The experience of the 1987 King's Cross fire, which claimed the lives of 31 people, prompted a big review of safety measures. And yesterday the Underground's spokesman, Robin Pulford, declared: "It's inconceivable that the Baku tragedy could happen here."
Many of those who died at King's Cross were caught in the inferno which started as "smouldering" on an escalator caused by a dropped cigarette, but others perished in thick smoke which filled station passageways.
King's Cross management embarked on an urgent pounds 1bn task of replacing virtually all flammable or smoke-producing materials in stations, trains and tunnels. Old electrical cables, including those running along tunnels between stations, were replaced with modern fire resistant insulation which produced minimal toxic fumes when overheated, said a railway consultant, Richard Hope.
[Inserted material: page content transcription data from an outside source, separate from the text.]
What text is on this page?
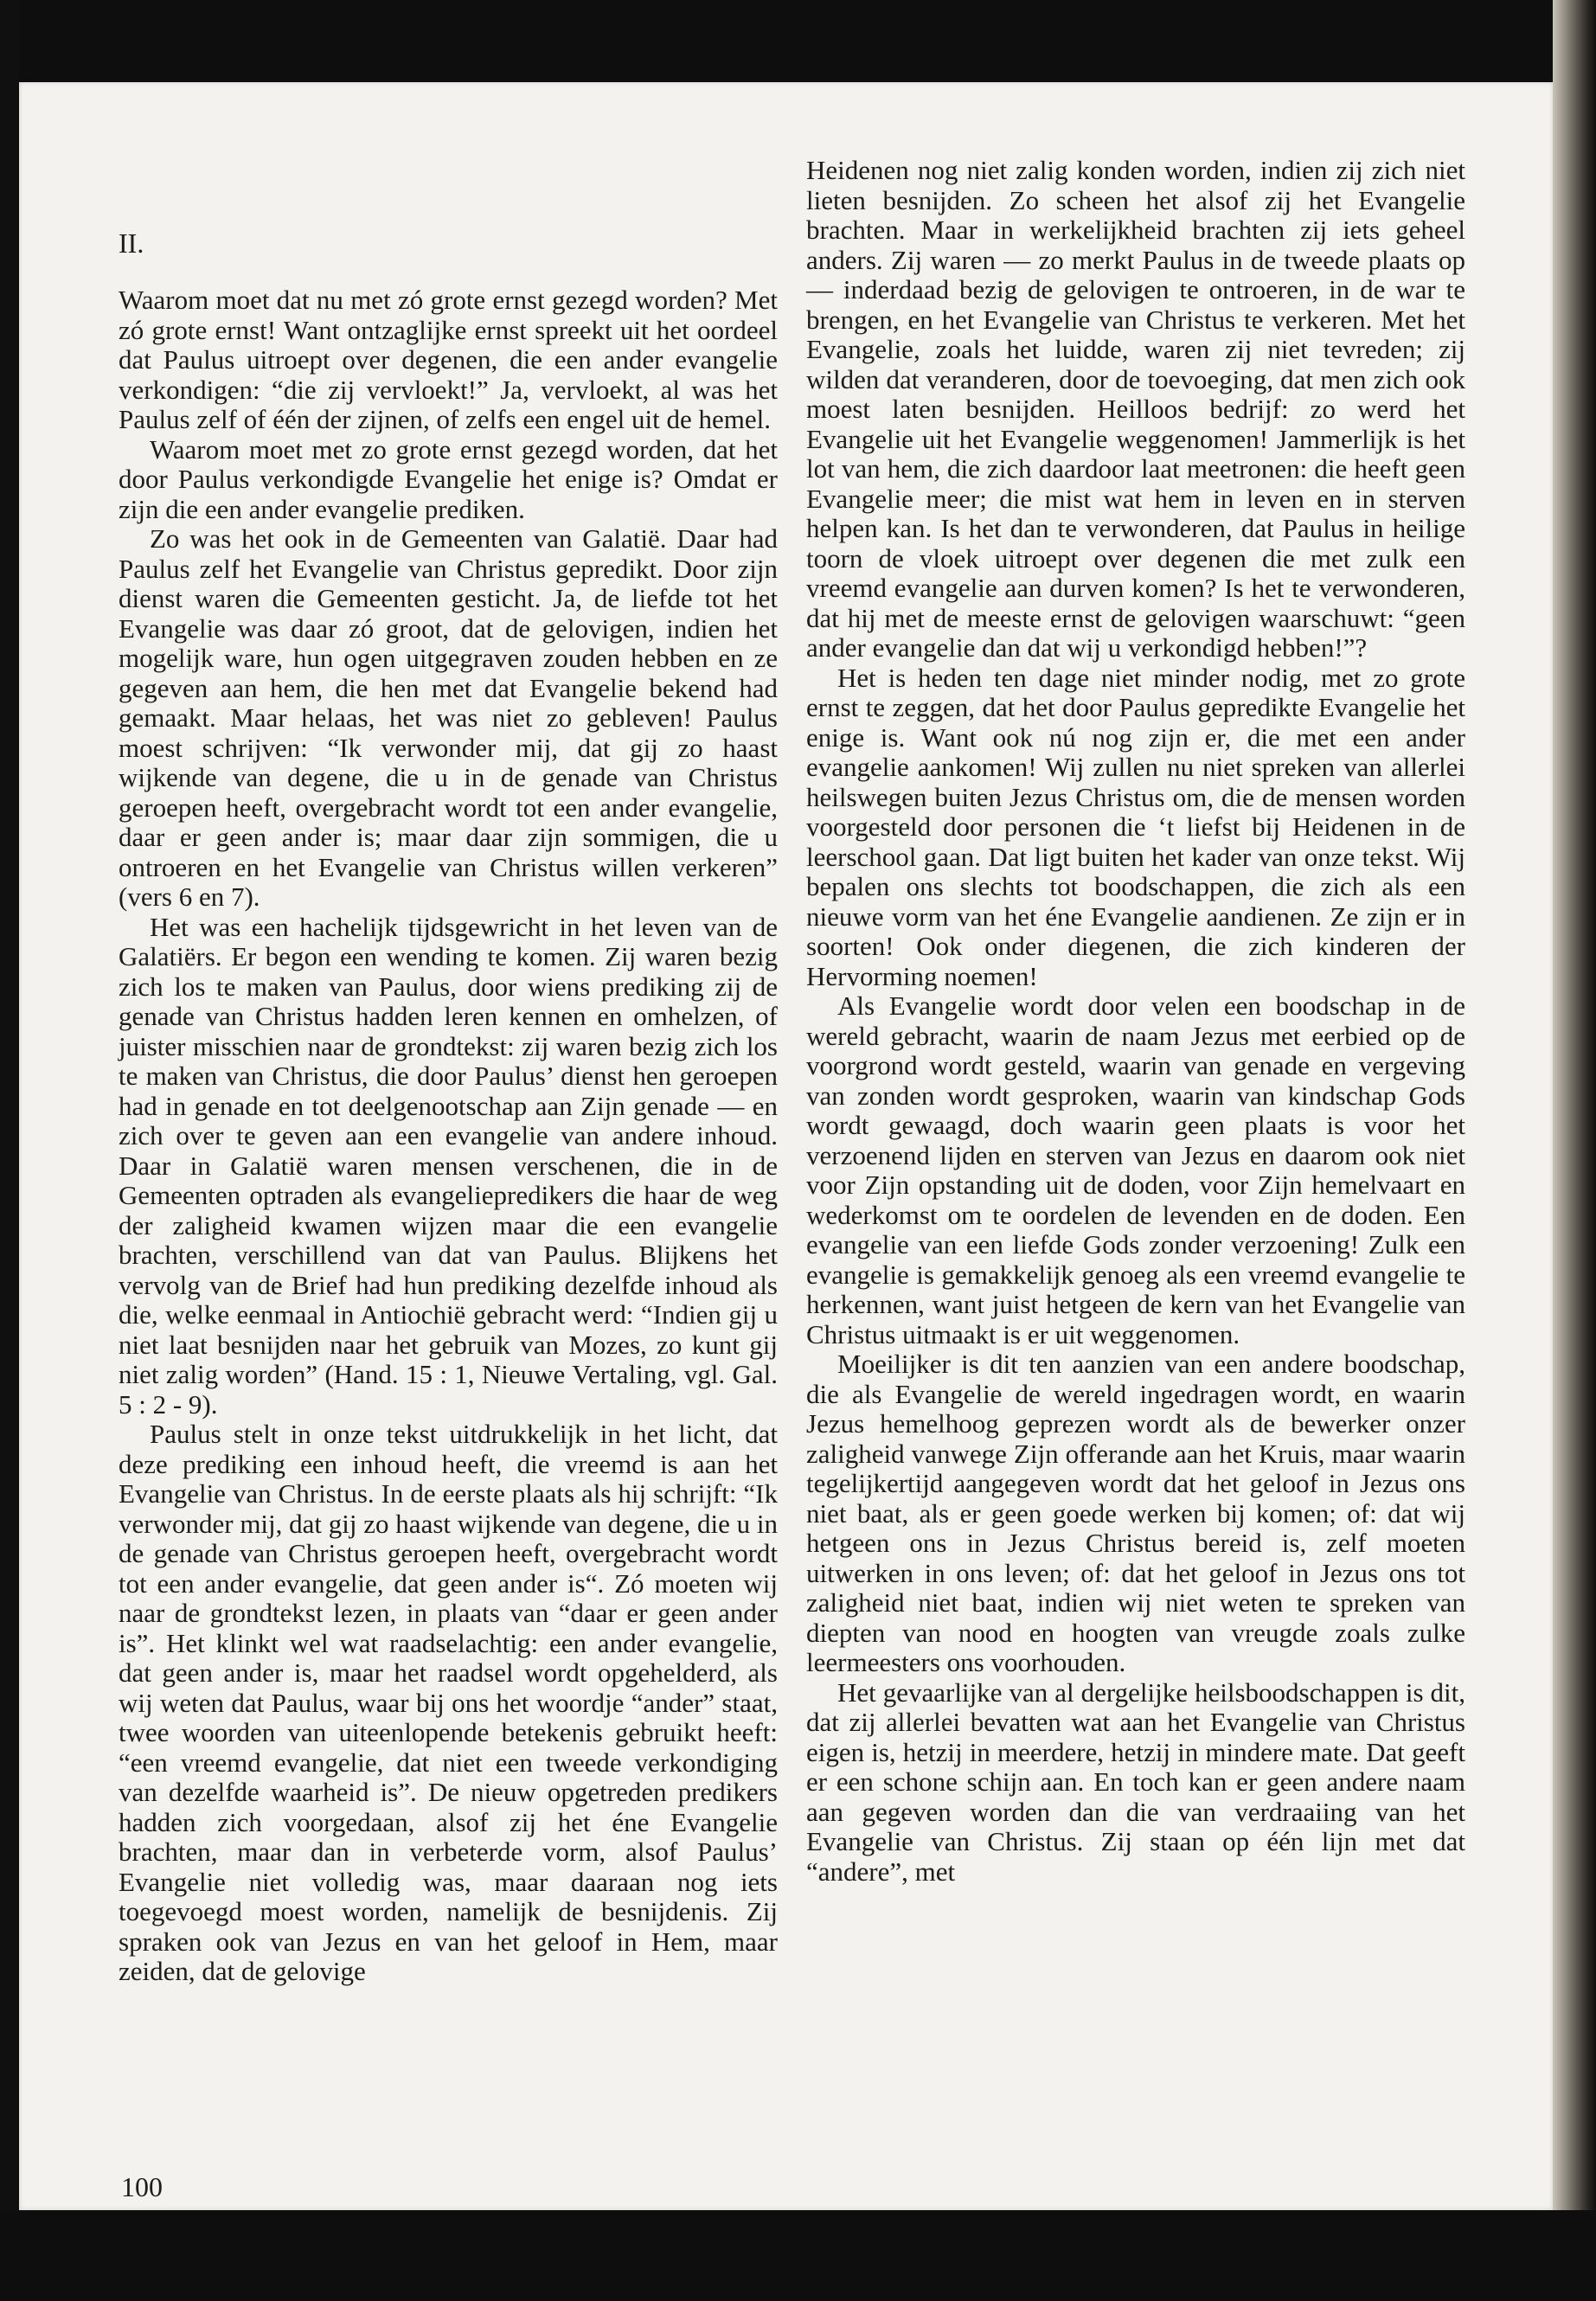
II.

Waarom moet dat nu met zó grote ernst gezegd worden? Met zó grote ernst! Want ontzaglijke ernst spreekt uit het oordeel dat Paulus uitroept over degenen, die een ander evangelie verkondigen: “die zij vervloekt!” Ja, vervloekt, al was het Paulus zelf of één der zijnen, of zelfs een engel uit de hemel.

Waarom moet met zo grote ernst gezegd worden, dat het door Paulus verkondigde Evangelie het enige is? Omdat er zijn die een ander evangelie prediken.

Zo was het ook in de Gemeenten van Galatië. Daar had Paulus zelf het Evangelie van Christus gepredikt. Door zijn dienst waren die Gemeenten gesticht. Ja, de liefde tot het Evangelie was daar zó groot, dat de gelovigen, indien het mogelijk ware, hun ogen uitgegraven zouden hebben en ze gegeven aan hem, die hen met dat Evangelie bekend had gemaakt. Maar helaas, het was niet zo gebleven! Paulus moest schrijven: “Ik verwonder mij, dat gij zo haast wijkende van degene, die u in de genade van Christus geroepen heeft, overgebracht wordt tot een ander evangelie, daar er geen ander is; maar daar zijn sommigen, die u ontroeren en het Evangelie van Christus willen verkeren” (vers 6 en 7).

Het was een hachelijk tijdsgewricht in het leven van de Galatiërs. Er begon een wending te komen. Zij waren bezig zich los te maken van Paulus, door wiens prediking zij de genade van Christus hadden leren kennen en omhelzen, of juister misschien naar de grondtekst: zij waren bezig zich los te maken van Christus, die door Paulus’ dienst hen geroepen had in genade en tot deelgenootschap aan Zijn genade — en zich over te geven aan een evangelie van andere inhoud. Daar in Galatië waren mensen verschenen, die in de Gemeenten optraden als evangeliepredikers die haar de weg der zaligheid kwamen wijzen maar die een evangelie brachten, verschillend van dat van Paulus. Blijkens het vervolg van de Brief had hun prediking dezelfde inhoud als die, welke eenmaal in Antiochië gebracht werd: “Indien gij u niet laat besnijden naar het gebruik van Mozes, zo kunt gij niet zalig worden” (Hand. 15 : 1, Nieuwe Vertaling, vgl. Gal. 5 : 2 - 9).

Paulus stelt in onze tekst uitdrukkelijk in het licht, dat deze prediking een inhoud heeft, die vreemd is aan het Evangelie van Christus. In de eerste plaats als hij schrijft: “Ik verwonder mij, dat gij zo haast wijkende van degene, die u in de genade van Christus geroepen heeft, overgebracht wordt tot een ander evangelie, dat geen ander is“. Zó moeten wij naar de grondtekst lezen, in plaats van “daar er geen ander is”. Het klinkt wel wat raadselachtig: een ander evangelie, dat geen ander is, maar het raadsel wordt opgehelderd, als wij weten dat Paulus, waar bij ons het woordje “ander” staat, twee woorden van uiteenlopende betekenis gebruikt heeft: “een vreemd evangelie, dat niet een tweede verkondiging van dezelfde waarheid is”. De nieuw opgetreden predikers hadden zich voorgedaan, alsof zij het éne Evangelie brachten, maar dan in verbeterde vorm, alsof Paulus’ Evangelie niet volledig was, maar daaraan nog iets toegevoegd moest worden, namelijk de besnijdenis. Zij spraken ook van Jezus en van het geloof in Hem, maar zeiden, dat de gelovige

Heidenen nog niet zalig konden worden, indien zij zich niet lieten besnijden. Zo scheen het alsof zij het Evangelie brachten. Maar in werkelijkheid brachten zij iets geheel anders. Zij waren — zo merkt Paulus in de tweede plaats op — inderdaad bezig de gelovigen te ontroeren, in de war te brengen, en het Evangelie van Christus te verkeren. Met het Evangelie, zoals het luidde, waren zij niet tevreden; zij wilden dat veranderen, door de toevoeging, dat men zich ook moest laten besnijden. Heilloos bedrijf: zo werd het Evangelie uit het Evangelie weggenomen! Jammerlijk is het lot van hem, die zich daardoor laat meetronen: die heeft geen Evangelie meer; die mist wat hem in leven en in sterven helpen kan. Is het dan te verwonderen, dat Paulus in heilige toorn de vloek uitroept over degenen die met zulk een vreemd evangelie aan durven komen? Is het te verwonderen, dat hij met de meeste ernst de gelovigen waarschuwt: “geen ander evangelie dan dat wij u verkondigd hebben!”?

Het is heden ten dage niet minder nodig, met zo grote ernst te zeggen, dat het door Paulus gepredikte Evangelie het enige is. Want ook nú nog zijn er, die met een ander evangelie aankomen! Wij zullen nu niet spreken van allerlei heilswegen buiten Jezus Christus om, die de mensen worden voorgesteld door personen die ‘t liefst bij Heidenen in de leerschool gaan. Dat ligt buiten het kader van onze tekst. Wij bepalen ons slechts tot boodschappen, die zich als een nieuwe vorm van het éne Evangelie aandienen. Ze zijn er in soorten! Ook onder diegenen, die zich kinderen der Hervorming noemen!

Als Evangelie wordt door velen een boodschap in de wereld gebracht, waarin de naam Jezus met eerbied op de voorgrond wordt gesteld, waarin van genade en vergeving van zonden wordt gesproken, waarin van kindschap Gods wordt gewaagd, doch waarin geen plaats is voor het verzoenend lijden en sterven van Jezus en daarom ook niet voor Zijn opstanding uit de doden, voor Zijn hemelvaart en wederkomst om te oordelen de levenden en de doden. Een evangelie van een liefde Gods zonder verzoening! Zulk een evangelie is gemakkelijk genoeg als een vreemd evangelie te herkennen, want juist hetgeen de kern van het Evangelie van Christus uitmaakt is er uit weggenomen.

Moeilijker is dit ten aanzien van een andere boodschap, die als Evangelie de wereld ingedragen wordt, en waarin Jezus hemelhoog geprezen wordt als de bewerker onzer zaligheid vanwege Zijn offerande aan het Kruis, maar waarin tegelijkertijd aangegeven wordt dat het geloof in Jezus ons niet baat, als er geen goede werken bij komen; of: dat wij hetgeen ons in Jezus Christus bereid is, zelf moeten uitwerken in ons leven; of: dat het geloof in Jezus ons tot zaligheid niet baat, indien wij niet weten te spreken van diepten van nood en hoogten van vreugde zoals zulke leermeesters ons voorhouden.

Het gevaarlijke van al dergelijke heilsboodschappen is dit, dat zij allerlei bevatten wat aan het Evangelie van Christus eigen is, hetzij in meerdere, hetzij in mindere mate. Dat geeft er een schone schijn aan. En toch kan er geen andere naam aan gegeven worden dan die van verdraaiing van het Evangelie van Christus. Zij staan op één lijn met dat “andere”, met

100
Most noticeable for passengers was removal of the varnished plywood which used to surround many escalators.
"I would think the fire safety on London Underground is now very good,'' he said. "There has been a tremendous cultural change since King's Cross. But obviously there are still things to be done - there are still trains built in the 1950s which aren't as safe as the latest ones."
Other British metro systems also had modern fire-safe materials, he said. The Tyneside Metro was opened in 1980, the Glasgow Underground had been completely rebuilt and the metro-style section of Merseyrail was also up-to-date.